Six months later, McDonagh is in the throes of a full-on drug addiction, tooting up in his car on the way into a crime scene. The scene is the gruesome, execution-style slaying of a family of five; the patriarch was apparently a low-level drug dealer. Solving the crime becomes, in his words, his “primary purpose”–well, that and getting drugs. Lots and lots of drugs.

Broadly speaking, we find Herzog working within the framework of a glossy, well-produced, star-driven thriller; however, Nicolas Cage is no typical star, and this is no standard procedural. The actor has spent too much of the last decade slumming and sleepwalking through mindless paycheck pictures like Knowing, Ghost Rider, Bangkok Dangerous, and the soul-crushing National Treasure series, but every once in a while (I’m gonna say the last time was Lord of War) he gets his hand on a role with some power to it, and turns up the juice. This is the best work he’s done in years, a deliriously unhinged performance that you can’t take your eyes off of. He plays this guy from the outside in–the sheer physicality of the performance is impressive, not only in the expected addict’s tics but in his peculiar walk (he uses an odd sideways lope, as if the gun in his belt is throwing him off balance) and strange speech patterns (as he becomes more addicted, he uses a chewed-up, stylized speaking voice that sounds like a contrivance but totally works within the context of the characterization). He indulges himself a bit, sure; he resorts to mugging in some of his close-ups, and the sheer theatricality of the performance may turn some viewers off. But it’s a risky, impressive piece of work.

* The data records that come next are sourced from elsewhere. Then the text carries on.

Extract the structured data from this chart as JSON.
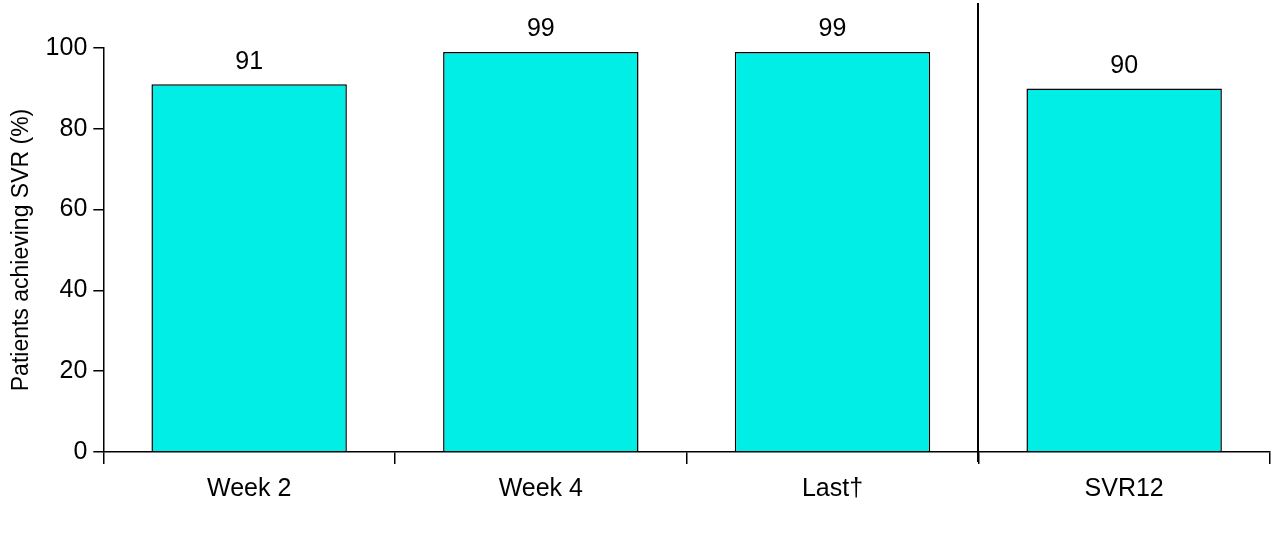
{
  "chart_data": {
    "type": "bar",
    "ylabel": "Patients achieving SVR (%)",
    "categories": [
      "Week 2",
      "Week 4",
      "Last†",
      "SVR12"
    ],
    "values": [
      91,
      99,
      99,
      90
    ],
    "color": "#00eee6",
    "ylim": [
      0,
      100
    ],
    "yticks": [
      0,
      20,
      40,
      60,
      80,
      100
    ],
    "grid": false,
    "legend": false,
    "data_labels": true
  }
}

William M. Finkelstein’s screenplay has some good scenes (including at least one that reminds of, and rivals, the shock value of that horrifying traffic stop in the original Bad Lieutenant) and a sound structure that allows for the indulgences of its director and star; it somehow seems perfectly logical that, midway through, McDonagh ends up heading to Biloxi with a fifteen-year-old witness and his dad’s dog so that he can pick up his hooker girlfriend. The character is written with complexity beyond his vices; it is unfortunate but true that McDonagh is good at being a cop (even if he’s not a “good cop”). He’s got steady instincts, and he’s strong in the interrogation room. If only he weren’t having all those pesky hallucinations.

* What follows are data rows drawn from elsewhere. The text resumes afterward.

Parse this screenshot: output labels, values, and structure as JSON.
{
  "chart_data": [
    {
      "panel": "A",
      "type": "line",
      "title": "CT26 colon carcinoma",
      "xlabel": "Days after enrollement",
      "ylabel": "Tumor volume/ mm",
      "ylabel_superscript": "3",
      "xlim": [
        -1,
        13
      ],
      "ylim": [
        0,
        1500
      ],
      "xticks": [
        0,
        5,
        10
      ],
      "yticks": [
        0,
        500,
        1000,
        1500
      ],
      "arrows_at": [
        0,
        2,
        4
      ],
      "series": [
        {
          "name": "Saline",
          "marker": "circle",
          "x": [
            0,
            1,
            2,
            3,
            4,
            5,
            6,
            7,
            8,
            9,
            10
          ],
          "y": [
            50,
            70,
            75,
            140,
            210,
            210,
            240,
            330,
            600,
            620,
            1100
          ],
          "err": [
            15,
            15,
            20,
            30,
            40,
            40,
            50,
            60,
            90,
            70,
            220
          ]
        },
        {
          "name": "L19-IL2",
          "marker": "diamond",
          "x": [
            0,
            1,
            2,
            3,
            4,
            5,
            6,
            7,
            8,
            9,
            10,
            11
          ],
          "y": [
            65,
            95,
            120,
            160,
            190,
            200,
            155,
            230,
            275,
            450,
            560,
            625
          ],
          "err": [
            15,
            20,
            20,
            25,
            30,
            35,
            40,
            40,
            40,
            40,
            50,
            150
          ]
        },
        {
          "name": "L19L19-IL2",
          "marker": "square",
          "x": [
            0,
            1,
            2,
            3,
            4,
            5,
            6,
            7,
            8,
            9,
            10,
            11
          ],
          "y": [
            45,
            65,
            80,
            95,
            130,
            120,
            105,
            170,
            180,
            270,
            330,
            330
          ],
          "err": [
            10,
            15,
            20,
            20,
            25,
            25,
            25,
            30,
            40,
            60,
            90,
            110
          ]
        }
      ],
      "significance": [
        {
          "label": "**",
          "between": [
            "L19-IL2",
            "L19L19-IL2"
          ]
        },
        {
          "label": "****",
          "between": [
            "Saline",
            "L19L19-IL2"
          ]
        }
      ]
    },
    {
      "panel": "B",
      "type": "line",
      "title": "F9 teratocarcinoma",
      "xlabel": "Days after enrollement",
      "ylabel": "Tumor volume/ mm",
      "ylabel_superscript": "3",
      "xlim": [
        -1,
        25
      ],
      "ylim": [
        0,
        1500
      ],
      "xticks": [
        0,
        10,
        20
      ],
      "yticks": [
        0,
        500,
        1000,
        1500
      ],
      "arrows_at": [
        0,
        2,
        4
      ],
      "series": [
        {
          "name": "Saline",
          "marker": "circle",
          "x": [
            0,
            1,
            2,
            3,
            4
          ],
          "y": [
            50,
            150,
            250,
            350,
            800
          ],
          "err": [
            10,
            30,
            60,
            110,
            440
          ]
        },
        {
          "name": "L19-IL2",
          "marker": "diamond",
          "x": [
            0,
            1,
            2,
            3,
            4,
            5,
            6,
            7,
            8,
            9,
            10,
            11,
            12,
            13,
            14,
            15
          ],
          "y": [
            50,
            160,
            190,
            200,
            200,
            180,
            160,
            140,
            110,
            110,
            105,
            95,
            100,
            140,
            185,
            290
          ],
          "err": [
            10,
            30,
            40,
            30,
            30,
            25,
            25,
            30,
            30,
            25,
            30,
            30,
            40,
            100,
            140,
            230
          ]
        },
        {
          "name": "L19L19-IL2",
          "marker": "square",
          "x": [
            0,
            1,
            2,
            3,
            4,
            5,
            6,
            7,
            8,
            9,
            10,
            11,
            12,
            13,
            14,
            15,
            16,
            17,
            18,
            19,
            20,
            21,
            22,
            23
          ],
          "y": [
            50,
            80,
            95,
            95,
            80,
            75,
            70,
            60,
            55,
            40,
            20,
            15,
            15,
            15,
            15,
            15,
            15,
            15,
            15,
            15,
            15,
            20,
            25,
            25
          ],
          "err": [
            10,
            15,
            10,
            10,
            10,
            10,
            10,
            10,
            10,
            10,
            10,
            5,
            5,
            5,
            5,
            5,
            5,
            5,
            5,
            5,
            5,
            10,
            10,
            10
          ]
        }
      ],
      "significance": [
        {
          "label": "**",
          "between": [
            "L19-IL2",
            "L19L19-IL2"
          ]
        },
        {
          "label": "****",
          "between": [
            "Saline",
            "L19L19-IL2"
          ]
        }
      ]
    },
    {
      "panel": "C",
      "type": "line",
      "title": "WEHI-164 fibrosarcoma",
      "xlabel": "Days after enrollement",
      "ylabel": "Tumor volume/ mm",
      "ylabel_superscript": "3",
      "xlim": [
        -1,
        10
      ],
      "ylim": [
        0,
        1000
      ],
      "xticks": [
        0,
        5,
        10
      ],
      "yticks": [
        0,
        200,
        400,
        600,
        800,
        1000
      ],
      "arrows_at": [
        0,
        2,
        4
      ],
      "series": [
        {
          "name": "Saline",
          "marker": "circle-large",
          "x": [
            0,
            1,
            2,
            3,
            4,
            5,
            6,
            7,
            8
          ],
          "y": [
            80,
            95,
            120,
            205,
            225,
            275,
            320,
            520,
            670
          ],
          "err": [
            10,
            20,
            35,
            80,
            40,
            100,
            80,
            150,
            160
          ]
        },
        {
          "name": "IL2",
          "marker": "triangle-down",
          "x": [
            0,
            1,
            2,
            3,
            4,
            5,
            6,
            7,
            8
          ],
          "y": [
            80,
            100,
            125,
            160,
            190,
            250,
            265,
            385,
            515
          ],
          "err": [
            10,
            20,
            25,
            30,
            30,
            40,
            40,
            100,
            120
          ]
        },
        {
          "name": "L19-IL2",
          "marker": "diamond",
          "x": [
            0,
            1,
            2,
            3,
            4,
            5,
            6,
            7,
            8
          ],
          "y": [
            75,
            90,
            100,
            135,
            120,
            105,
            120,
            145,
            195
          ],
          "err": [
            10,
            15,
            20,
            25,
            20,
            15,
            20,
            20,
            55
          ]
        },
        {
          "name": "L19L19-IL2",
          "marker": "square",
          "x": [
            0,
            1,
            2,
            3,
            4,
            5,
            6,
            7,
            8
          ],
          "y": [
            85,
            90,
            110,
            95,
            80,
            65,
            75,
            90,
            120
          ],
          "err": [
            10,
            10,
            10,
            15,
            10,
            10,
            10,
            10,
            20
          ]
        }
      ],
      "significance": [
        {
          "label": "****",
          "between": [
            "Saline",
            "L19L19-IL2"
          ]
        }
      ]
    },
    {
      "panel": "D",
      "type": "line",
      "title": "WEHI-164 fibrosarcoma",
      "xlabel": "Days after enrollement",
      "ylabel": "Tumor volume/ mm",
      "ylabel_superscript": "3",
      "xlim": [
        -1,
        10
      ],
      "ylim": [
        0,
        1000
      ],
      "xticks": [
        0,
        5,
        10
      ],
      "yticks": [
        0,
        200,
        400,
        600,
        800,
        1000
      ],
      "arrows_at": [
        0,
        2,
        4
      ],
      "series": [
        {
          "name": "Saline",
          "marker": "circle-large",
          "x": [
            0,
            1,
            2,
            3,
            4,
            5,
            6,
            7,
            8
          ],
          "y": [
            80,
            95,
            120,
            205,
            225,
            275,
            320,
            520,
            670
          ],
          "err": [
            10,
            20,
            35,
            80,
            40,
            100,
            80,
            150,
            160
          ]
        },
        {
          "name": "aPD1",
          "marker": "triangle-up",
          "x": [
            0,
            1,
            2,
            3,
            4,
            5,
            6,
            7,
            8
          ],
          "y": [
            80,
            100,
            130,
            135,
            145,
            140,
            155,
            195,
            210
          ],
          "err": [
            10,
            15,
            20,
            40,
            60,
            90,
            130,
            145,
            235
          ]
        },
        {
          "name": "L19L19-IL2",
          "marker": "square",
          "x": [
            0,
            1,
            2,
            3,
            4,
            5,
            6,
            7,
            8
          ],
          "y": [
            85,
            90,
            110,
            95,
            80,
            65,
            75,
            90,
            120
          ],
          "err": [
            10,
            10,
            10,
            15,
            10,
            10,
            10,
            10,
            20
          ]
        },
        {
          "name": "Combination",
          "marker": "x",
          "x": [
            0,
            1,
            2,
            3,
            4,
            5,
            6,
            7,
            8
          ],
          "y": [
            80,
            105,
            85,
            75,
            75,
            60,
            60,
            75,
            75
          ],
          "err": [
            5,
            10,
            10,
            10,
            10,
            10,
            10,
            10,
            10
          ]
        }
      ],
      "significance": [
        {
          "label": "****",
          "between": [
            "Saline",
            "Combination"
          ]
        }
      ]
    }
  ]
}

The screenplay provides a darkly comic motor to the picture, and much of it is played at that pitch, with great success–Cage’s jittery explosion at a pharmacy clerk and his gun-waving interrogation of two elderly women build to juicy and explosively funny comic payoffs. It’s got such a wicked and knowing sense of humor, in fact, that the mere phrase “property room” becomes a punchline by the picture’s end. It is, my no means, a “funny” movie in any kind of traditional sense, but it uses dark humor as a weapon to keep its viewers on their toes, adding to the unpredictability and oddball, insane style of the piece.